Un microbiome intestinal perturbé peut-il provoquer ou aggraver l'acné et l'eczéma ?
Un microbiome intestinal perturbé est associé à l'acné et à l'eczéma, sans que ce lien constitue pour autant une causalité démontrée. Augmenter sa consommation de fibres et d'aliments d'origine végétale est le levier le mieux étayé ; les preuves sur les probiotiques restent trop hétérogènes pour justifier une recommandation claire.
L'acné et l'eczéma ne sont pas de simples maladies de peau. Plusieurs méta-analyses et revues systématiques décrivent un "axe intestin-peau" : le microbiome intestinal influence le système immunitaire et la barrière cutanée, et peut ainsi déclencher ou aggraver des maladies dermatologiques. Les personnes souffrant d'acné ou d'eczéma présentent plus souvent un microbiome intestinal déséquilibré que celles qui n'ont pas ces problèmes. Ce schéma est constant dans la littérature scientifique, même s'il s'agit pour l'essentiel d'associations et non de relations de cause à effet établies.
Le lien est le mieux documenté pour l'eczéma. Un microbiome intestinal perturbé semble affaiblir la barrière cutanée et rendre le système immunitaire plus réactif aux inflammations. Dans l'acné, le microbiome de la peau elle-même joue aussi un rôle : une moindre diversité microbienne cutanée est associée à davantage de lésions. La façon précise dont l'intestin et la peau communiquent reste partiellement incomprise.
L'alimentation semble être un levier pertinent. Un régime riche en fibres, en antioxydants et en composés végétaux paraît réduire l'inflammation cutanée, probablement en modulant favorablement le microbiome intestinal. Les preuves restent limitées et insuffisantes pour formuler des recommandations fermes, mais le mécanisme est biologiquement plausible.
Les probiotiques, synbiotiques et postbiotiques suscitent beaucoup d'intérêt comme compléments alimentaires potentiels dans l'acné et l'eczéma. Les résultats sont hétérogènes : certaines études observent une amélioration chez certaines personnes, mais aucune preuve solide ne permet de conclure à une efficacité universelle. Les souches bactériennes les plus bénéfiques n'ont pas encore été identifiées avec certitude.

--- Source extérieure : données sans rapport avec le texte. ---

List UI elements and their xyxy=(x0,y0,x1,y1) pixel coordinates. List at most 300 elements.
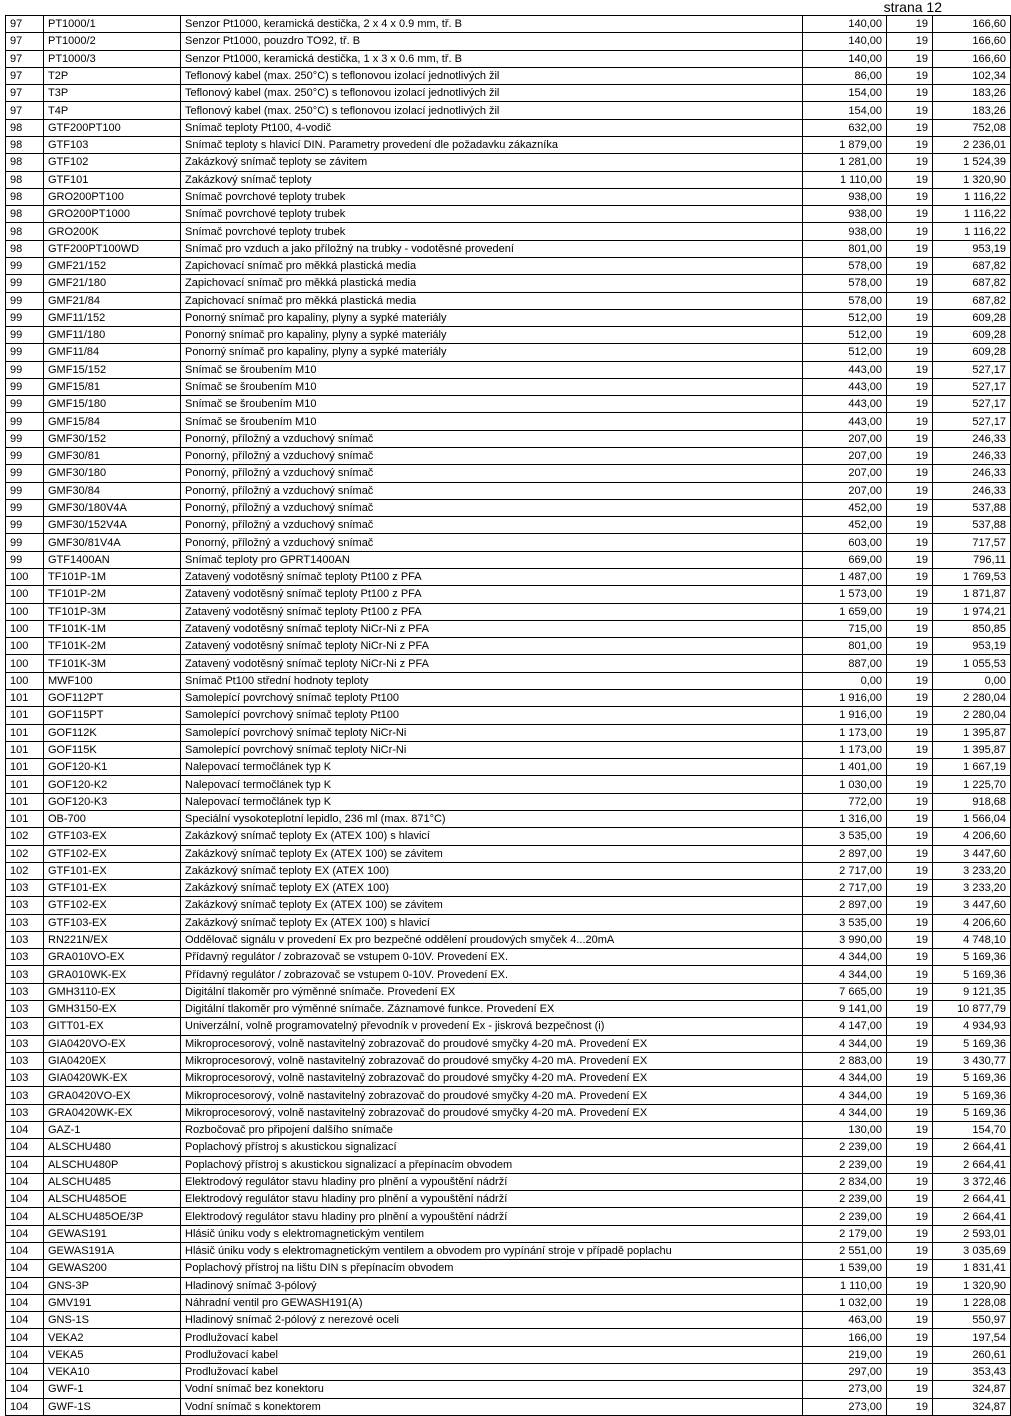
product-code-cell: GOF120-K2 xyxy=(44,776,181,793)
table-row xyxy=(6,810,1011,827)
vat-rate-cell: 19 xyxy=(887,430,933,447)
total-price-cell: 687,82 xyxy=(933,257,1011,274)
product-code-cell: GTF200PT100 xyxy=(44,119,181,136)
price-cell: 4 344,00 xyxy=(803,1035,887,1052)
vat-rate-cell: 19 xyxy=(887,845,933,862)
total-price-cell: 3 447,60 xyxy=(933,897,1011,914)
price-cell: 0,00 xyxy=(803,672,887,689)
vat-rate-cell: 19 xyxy=(887,309,933,326)
product-code-cell: MWF100 xyxy=(44,672,181,689)
vat-rate-cell: 19 xyxy=(887,776,933,793)
total-price-cell: 5 169,36 xyxy=(933,1087,1011,1104)
price-cell: 3 535,00 xyxy=(803,914,887,931)
product-code-cell: GNS-3P xyxy=(44,1277,181,1294)
vat-rate-cell: 19 xyxy=(887,1225,933,1242)
vat-rate-cell: 19 xyxy=(887,655,933,672)
vat-rate-cell: 19 xyxy=(887,1346,933,1363)
description-cell: Teflonový kabel (max. 250°C) s teflonovou izolací jednotlivých žil xyxy=(181,67,803,84)
product-code-cell: GTF103-EX xyxy=(44,914,181,931)
product-code-cell: GMF15/84 xyxy=(44,413,181,430)
vat-rate-cell: 19 xyxy=(887,1191,933,1208)
table-row xyxy=(6,983,1011,1000)
product-code-cell: ALSCHU485OE xyxy=(44,1191,181,1208)
catalog-page-cell: 102 xyxy=(6,828,44,845)
table-row xyxy=(6,448,1011,465)
vat-rate-cell: 19 xyxy=(887,517,933,534)
total-price-cell: 246,33 xyxy=(933,430,1011,447)
description-cell: Zakázkový snímač teploty EX (ATEX 100) xyxy=(181,862,803,879)
product-code-cell: GMF15/152 xyxy=(44,361,181,378)
price-cell: 578,00 xyxy=(803,257,887,274)
price-cell: 154,00 xyxy=(803,102,887,119)
product-code-cell: GTF101-EX xyxy=(44,862,181,879)
description-cell: Hlásič úniku vody s elektromagnetickým ventilem a obvodem pro vypínání stroje v případě poplachu xyxy=(181,1242,803,1259)
total-price-cell: 5 169,36 xyxy=(933,1035,1011,1052)
catalog-page-cell: 104 xyxy=(6,1242,44,1259)
product-code-cell: TF101P-1M xyxy=(44,569,181,586)
vat-rate-cell: 19 xyxy=(887,188,933,205)
catalog-page-cell: 101 xyxy=(6,741,44,758)
description-cell: Vodní snímač bez konektoru xyxy=(181,1381,803,1398)
price-cell: 130,00 xyxy=(803,1122,887,1139)
description-cell: Ponorný, příložný a vzduchový snímač xyxy=(181,430,803,447)
total-price-cell: 527,17 xyxy=(933,413,1011,430)
vat-rate-cell: 19 xyxy=(887,931,933,948)
price-cell: 86,00 xyxy=(803,67,887,84)
table-row xyxy=(6,1052,1011,1069)
vat-rate-cell: 19 xyxy=(887,1363,933,1380)
catalog-page-cell: 99 xyxy=(6,448,44,465)
vat-rate-cell: 19 xyxy=(887,672,933,689)
price-cell: 443,00 xyxy=(803,378,887,395)
vat-rate-cell: 19 xyxy=(887,67,933,84)
catalog-page-cell: 104 xyxy=(6,1122,44,1139)
catalog-page-cell: 100 xyxy=(6,638,44,655)
catalog-page-cell: 103 xyxy=(6,949,44,966)
vat-rate-cell: 19 xyxy=(887,1398,933,1415)
catalog-page-cell: 101 xyxy=(6,707,44,724)
total-price-cell: 850,85 xyxy=(933,620,1011,637)
description-cell: Ponorný, příložný a vzduchový snímač xyxy=(181,534,803,551)
catalog-page-cell: 103 xyxy=(6,914,44,931)
description-cell: Nalepovací termočlánek typ K xyxy=(181,776,803,793)
product-code-cell: GEWAS191 xyxy=(44,1225,181,1242)
catalog-page-cell: 104 xyxy=(6,1363,44,1380)
catalog-page-cell: 104 xyxy=(6,1156,44,1173)
total-price-cell: 3 430,77 xyxy=(933,1052,1011,1069)
product-code-cell: TF101P-3M xyxy=(44,603,181,620)
description-cell: Zatavený vodotěsný snímač teploty Pt100 z PFA xyxy=(181,586,803,603)
vat-rate-cell: 19 xyxy=(887,586,933,603)
product-code-cell: GOF120-K1 xyxy=(44,759,181,776)
total-price-cell: 197,54 xyxy=(933,1329,1011,1346)
table-row xyxy=(6,1363,1011,1380)
catalog-page-cell: 101 xyxy=(6,689,44,706)
price-cell: 2 717,00 xyxy=(803,862,887,879)
table-row xyxy=(6,1087,1011,1104)
catalog-page-cell: 99 xyxy=(6,292,44,309)
table-row xyxy=(6,897,1011,914)
product-code-cell: VEKA5 xyxy=(44,1346,181,1363)
description-cell: Prodlužovací kabel xyxy=(181,1363,803,1380)
table-row xyxy=(6,517,1011,534)
product-code-cell: RN221N/EX xyxy=(44,931,181,948)
description-cell: Snímač pro vzduch a jako příložný na trubky - vodotěsné provedení xyxy=(181,240,803,257)
product-code-cell: GOF120-K3 xyxy=(44,793,181,810)
total-price-cell: 166,60 xyxy=(933,16,1011,33)
table-row xyxy=(6,1156,1011,1173)
total-price-cell: 1 116,22 xyxy=(933,223,1011,240)
description-cell: Elektrodový regulátor stavu hladiny pro plnění a vypouštění nádrží xyxy=(181,1191,803,1208)
description-cell: Hladinový snímač 3-pólový xyxy=(181,1277,803,1294)
catalog-page-cell: 97 xyxy=(6,16,44,33)
price-cell: 1 659,00 xyxy=(803,603,887,620)
product-code-cell: GOF115PT xyxy=(44,707,181,724)
vat-rate-cell: 19 xyxy=(887,292,933,309)
description-cell: Digitální tlakoměr pro výměnné snímače. Provedení EX xyxy=(181,983,803,1000)
vat-rate-cell: 19 xyxy=(887,119,933,136)
description-cell: Teflonový kabel (max. 250°C) s teflonovou izolací jednotlivých žil xyxy=(181,85,803,102)
table-row xyxy=(6,1173,1011,1190)
total-price-cell: 1 320,90 xyxy=(933,171,1011,188)
table-row xyxy=(6,309,1011,326)
price-cell: 1 281,00 xyxy=(803,154,887,171)
price-cell: 443,00 xyxy=(803,361,887,378)
description-cell: Snímač povrchové teploty trubek xyxy=(181,223,803,240)
catalog-page-cell: 104 xyxy=(6,1277,44,1294)
price-cell: 140,00 xyxy=(803,33,887,50)
description-cell: Zakázkový snímač teploty EX (ATEX 100) xyxy=(181,880,803,897)
page-number: strana 12 xyxy=(883,0,942,15)
price-cell: 2 551,00 xyxy=(803,1242,887,1259)
vat-rate-cell: 19 xyxy=(887,1104,933,1121)
vat-rate-cell: 19 xyxy=(887,1122,933,1139)
catalog-page-cell: 103 xyxy=(6,983,44,1000)
price-cell: 2 239,00 xyxy=(803,1208,887,1225)
catalog-page-cell: 101 xyxy=(6,810,44,827)
total-price-cell: 5 169,36 xyxy=(933,949,1011,966)
product-code-cell: GTF101-EX xyxy=(44,880,181,897)
table-row xyxy=(6,67,1011,84)
description-cell: Snímač se šroubením M10 xyxy=(181,378,803,395)
product-code-cell: PT1000/1 xyxy=(44,16,181,33)
vat-rate-cell: 19 xyxy=(887,154,933,171)
catalog-page-cell: 99 xyxy=(6,534,44,551)
price-cell: 2 239,00 xyxy=(803,1139,887,1156)
catalog-page-cell: 103 xyxy=(6,931,44,948)
table-row xyxy=(6,707,1011,724)
description-cell: Zakázkový snímač teploty Ex (ATEX 100) se závitem xyxy=(181,897,803,914)
price-cell: 772,00 xyxy=(803,793,887,810)
table-row xyxy=(6,1018,1011,1035)
product-code-cell: GMF21/180 xyxy=(44,275,181,292)
vat-rate-cell: 19 xyxy=(887,603,933,620)
product-code-cell: T3P xyxy=(44,85,181,102)
product-code-cell: OB-700 xyxy=(44,810,181,827)
catalog-page-cell: 97 xyxy=(6,33,44,50)
table-row xyxy=(6,257,1011,274)
price-cell: 154,00 xyxy=(803,85,887,102)
table-row xyxy=(6,655,1011,672)
total-price-cell: 1 974,21 xyxy=(933,603,1011,620)
total-price-cell: 4 206,60 xyxy=(933,914,1011,931)
catalog-page-cell: 99 xyxy=(6,430,44,447)
catalog-page-cell: 102 xyxy=(6,862,44,879)
catalog-page-cell: 99 xyxy=(6,517,44,534)
product-code-cell: GMF11/180 xyxy=(44,327,181,344)
total-price-cell: 102,34 xyxy=(933,67,1011,84)
total-price-cell: 5 169,36 xyxy=(933,1104,1011,1121)
table-row xyxy=(6,828,1011,845)
vat-rate-cell: 19 xyxy=(887,880,933,897)
price-cell: 715,00 xyxy=(803,620,887,637)
description-cell: Zakázkový snímač teploty Ex (ATEX 100) s hlavicí xyxy=(181,914,803,931)
catalog-page-cell: 99 xyxy=(6,378,44,395)
total-price-cell: 687,82 xyxy=(933,275,1011,292)
vat-rate-cell: 19 xyxy=(887,724,933,741)
product-code-cell: PT1000/3 xyxy=(44,50,181,67)
total-price-cell: 2 280,04 xyxy=(933,707,1011,724)
vat-rate-cell: 19 xyxy=(887,534,933,551)
vat-rate-cell: 19 xyxy=(887,499,933,516)
product-code-cell: GMF15/81 xyxy=(44,378,181,395)
price-cell: 3 990,00 xyxy=(803,931,887,948)
product-code-cell: GWF-1S xyxy=(44,1398,181,1415)
vat-rate-cell: 19 xyxy=(887,741,933,758)
catalog-page-cell: 97 xyxy=(6,67,44,84)
price-cell: 2 239,00 xyxy=(803,1156,887,1173)
product-code-cell: ALSCHU480P xyxy=(44,1156,181,1173)
catalog-page-cell: 104 xyxy=(6,1225,44,1242)
description-cell: Prodlužovací kabel xyxy=(181,1346,803,1363)
product-code-cell: GTF102-EX xyxy=(44,845,181,862)
product-code-cell: TF101K-1M xyxy=(44,620,181,637)
total-price-cell: 717,57 xyxy=(933,534,1011,551)
total-price-cell: 537,88 xyxy=(933,517,1011,534)
table-row xyxy=(6,1398,1011,1415)
total-price-cell: 1 228,08 xyxy=(933,1294,1011,1311)
product-code-cell: GRA0420VO-EX xyxy=(44,1087,181,1104)
catalog-page-cell: 103 xyxy=(6,1018,44,1035)
total-price-cell: 1 055,53 xyxy=(933,655,1011,672)
total-price-cell: 246,33 xyxy=(933,465,1011,482)
table-row xyxy=(6,603,1011,620)
table-row xyxy=(6,845,1011,862)
total-price-cell: 953,19 xyxy=(933,240,1011,257)
table-row xyxy=(6,1208,1011,1225)
catalog-page-cell: 100 xyxy=(6,620,44,637)
price-cell: 207,00 xyxy=(803,482,887,499)
catalog-page-cell: 101 xyxy=(6,724,44,741)
product-code-cell: GMF30/152 xyxy=(44,430,181,447)
description-cell: Samolepící povrchový snímač teploty Pt100 xyxy=(181,707,803,724)
table-row xyxy=(6,949,1011,966)
vat-rate-cell: 19 xyxy=(887,983,933,1000)
table-row xyxy=(6,1242,1011,1259)
price-cell: 938,00 xyxy=(803,188,887,205)
price-cell: 7 665,00 xyxy=(803,983,887,1000)
table-row xyxy=(6,724,1011,741)
product-code-cell: GIA0420EX xyxy=(44,1052,181,1069)
total-price-cell: 10 877,79 xyxy=(933,1001,1011,1018)
table-row xyxy=(6,862,1011,879)
vat-rate-cell: 19 xyxy=(887,1381,933,1398)
description-cell: Snímač teploty pro GPRT1400AN xyxy=(181,551,803,568)
table-row xyxy=(6,880,1011,897)
price-cell: 1 110,00 xyxy=(803,1277,887,1294)
description-cell: Zatavený vodotěsný snímač teploty NiCr-Ni z PFA xyxy=(181,638,803,655)
description-cell: Zapichovací snímač pro měkká plastická media xyxy=(181,292,803,309)
description-cell: Snímač teploty Pt100, 4-vodič xyxy=(181,119,803,136)
table-row xyxy=(6,1070,1011,1087)
price-cell: 1 401,00 xyxy=(803,759,887,776)
table-row xyxy=(6,136,1011,153)
description-cell: Digitální tlakoměr pro výměnné snímače. Záznamové funkce. Provedení EX xyxy=(181,1001,803,1018)
total-price-cell: 3 035,69 xyxy=(933,1242,1011,1259)
vat-rate-cell: 19 xyxy=(887,1087,933,1104)
description-cell: Hlásič úniku vody s elektromagnetickým ventilem xyxy=(181,1225,803,1242)
description-cell: Ponorný snímač pro kapaliny, plyny a sypké materiály xyxy=(181,344,803,361)
total-price-cell: 1 831,41 xyxy=(933,1260,1011,1277)
table-row xyxy=(6,1225,1011,1242)
vat-rate-cell: 19 xyxy=(887,569,933,586)
table-row xyxy=(6,16,1011,33)
catalog-page-cell: 103 xyxy=(6,1035,44,1052)
vat-rate-cell: 19 xyxy=(887,171,933,188)
catalog-page-cell: 97 xyxy=(6,85,44,102)
product-code-cell: GMF30/180V4A xyxy=(44,499,181,516)
total-price-cell: 2 593,01 xyxy=(933,1225,1011,1242)
description-cell: Ponorný snímač pro kapaliny, plyny a sypké materiály xyxy=(181,309,803,326)
product-code-cell: GMF30/81 xyxy=(44,448,181,465)
total-price-cell: 1 116,22 xyxy=(933,188,1011,205)
vat-rate-cell: 19 xyxy=(887,620,933,637)
product-code-cell: GTF200PT100WD xyxy=(44,240,181,257)
description-cell: Hladinový snímač 2-pólový z nerezové oceli xyxy=(181,1312,803,1329)
product-code-cell: GMF30/81V4A xyxy=(44,534,181,551)
catalog-page-cell: 99 xyxy=(6,482,44,499)
total-price-cell: 5 169,36 xyxy=(933,966,1011,983)
table-row xyxy=(6,1294,1011,1311)
table-row xyxy=(6,534,1011,551)
table-row xyxy=(6,1122,1011,1139)
description-cell: Snímač Pt100 střední hodnoty teploty xyxy=(181,672,803,689)
table-row xyxy=(6,1260,1011,1277)
description-cell: Zatavený vodotěsný snímač teploty Pt100 z PFA xyxy=(181,603,803,620)
product-code-cell: GRA0420WK-EX xyxy=(44,1104,181,1121)
catalog-page-cell: 101 xyxy=(6,759,44,776)
catalog-page-cell: 100 xyxy=(6,586,44,603)
description-cell: Prodlužovací kabel xyxy=(181,1329,803,1346)
description-cell: Speciální vysokoteplotní lepidlo, 236 ml (max. 871°C) xyxy=(181,810,803,827)
product-code-cell: GMF21/152 xyxy=(44,257,181,274)
description-cell: Snímač se šroubením M10 xyxy=(181,361,803,378)
table-row xyxy=(6,344,1011,361)
catalog-page-cell: 98 xyxy=(6,171,44,188)
product-code-cell: GMF30/152V4A xyxy=(44,517,181,534)
total-price-cell: 5 169,36 xyxy=(933,1070,1011,1087)
vat-rate-cell: 19 xyxy=(887,1156,933,1173)
vat-rate-cell: 19 xyxy=(887,33,933,50)
description-cell: Samolepící povrchový snímač teploty NiCr-Ni xyxy=(181,741,803,758)
catalog-page-cell: 98 xyxy=(6,154,44,171)
vat-rate-cell: 19 xyxy=(887,482,933,499)
vat-rate-cell: 19 xyxy=(887,1329,933,1346)
price-cell: 2 897,00 xyxy=(803,845,887,862)
table-row xyxy=(6,1329,1011,1346)
total-price-cell: 1 116,22 xyxy=(933,206,1011,223)
description-cell: Samolepící povrchový snímač teploty Pt100 xyxy=(181,689,803,706)
description-cell: Mikroprocesorový, volně nastavitelný zobrazovač do proudové smyčky 4-20 mA. Provedení EX xyxy=(181,1070,803,1087)
table-row xyxy=(6,275,1011,292)
product-code-cell: GWF-1 xyxy=(44,1381,181,1398)
price-cell: 297,00 xyxy=(803,1363,887,1380)
total-price-cell: 3 447,60 xyxy=(933,845,1011,862)
price-cell: 4 344,00 xyxy=(803,1070,887,1087)
price-cell: 669,00 xyxy=(803,551,887,568)
description-cell: Nalepovací termočlánek typ K xyxy=(181,793,803,810)
vat-rate-cell: 19 xyxy=(887,793,933,810)
table-row xyxy=(6,206,1011,223)
description-cell: Snímač se šroubením M10 xyxy=(181,396,803,413)
vat-rate-cell: 19 xyxy=(887,1260,933,1277)
product-code-cell: GIA0420VO-EX xyxy=(44,1035,181,1052)
product-code-cell: GTF103 xyxy=(44,136,181,153)
catalog-page-cell: 99 xyxy=(6,361,44,378)
product-code-cell: TF101K-3M xyxy=(44,655,181,672)
vat-rate-cell: 19 xyxy=(887,949,933,966)
price-cell: 4 344,00 xyxy=(803,949,887,966)
table-row xyxy=(6,776,1011,793)
catalog-page-cell: 99 xyxy=(6,275,44,292)
total-price-cell: 166,60 xyxy=(933,50,1011,67)
table-row xyxy=(6,154,1011,171)
description-cell: Ponorný, příložný a vzduchový snímač xyxy=(181,482,803,499)
vat-rate-cell: 19 xyxy=(887,344,933,361)
product-code-cell: GEWAS191A xyxy=(44,1242,181,1259)
vat-rate-cell: 19 xyxy=(887,551,933,568)
vat-rate-cell: 19 xyxy=(887,85,933,102)
total-price-cell: 537,88 xyxy=(933,499,1011,516)
vat-rate-cell: 19 xyxy=(887,396,933,413)
price-cell: 2 717,00 xyxy=(803,880,887,897)
product-code-cell: GTF101 xyxy=(44,171,181,188)
table-row xyxy=(6,793,1011,810)
price-cell: 2 239,00 xyxy=(803,1191,887,1208)
total-price-cell: 2 236,01 xyxy=(933,136,1011,153)
table-row xyxy=(6,672,1011,689)
total-price-cell: 527,17 xyxy=(933,396,1011,413)
vat-rate-cell: 19 xyxy=(887,1208,933,1225)
vat-rate-cell: 19 xyxy=(887,206,933,223)
table-row xyxy=(6,586,1011,603)
total-price-cell: 0,00 xyxy=(933,672,1011,689)
price-cell: 140,00 xyxy=(803,50,887,67)
description-cell: Senzor Pt1000, pouzdro TO92, tř. B xyxy=(181,33,803,50)
table-row xyxy=(6,551,1011,568)
table-row xyxy=(6,1381,1011,1398)
total-price-cell: 527,17 xyxy=(933,378,1011,395)
product-code-cell: TF101P-2M xyxy=(44,586,181,603)
description-cell: Zapichovací snímač pro měkká plastická media xyxy=(181,275,803,292)
catalog-page-cell: 104 xyxy=(6,1139,44,1156)
price-cell: 1 573,00 xyxy=(803,586,887,603)
table-row xyxy=(6,482,1011,499)
vat-rate-cell: 19 xyxy=(887,897,933,914)
total-price-cell: 4 748,10 xyxy=(933,931,1011,948)
description-cell: Elektrodový regulátor stavu hladiny pro plnění a vypouštění nádrží xyxy=(181,1208,803,1225)
catalog-page-cell: 98 xyxy=(6,188,44,205)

Un point concret à garder en tête dans le traitement de l'acné : les antibiotiques, qu'ils soient appliqués sur la peau ou pris par voie orale, peuvent eux-mêmes déséquilibrer le microbiome cutané. Ce risque est de plus en plus pris en compte dans la recherche d'alternatives thérapeutiques.
Toutes les affirmations reposent sur des revues de littérature et des synthèses (plusieurs PMID). Les preuves sont majoritairement de nature associative ; de grands essais cliniques randomisés et contrôlés conduits chez l'être humain font encore largement défaut.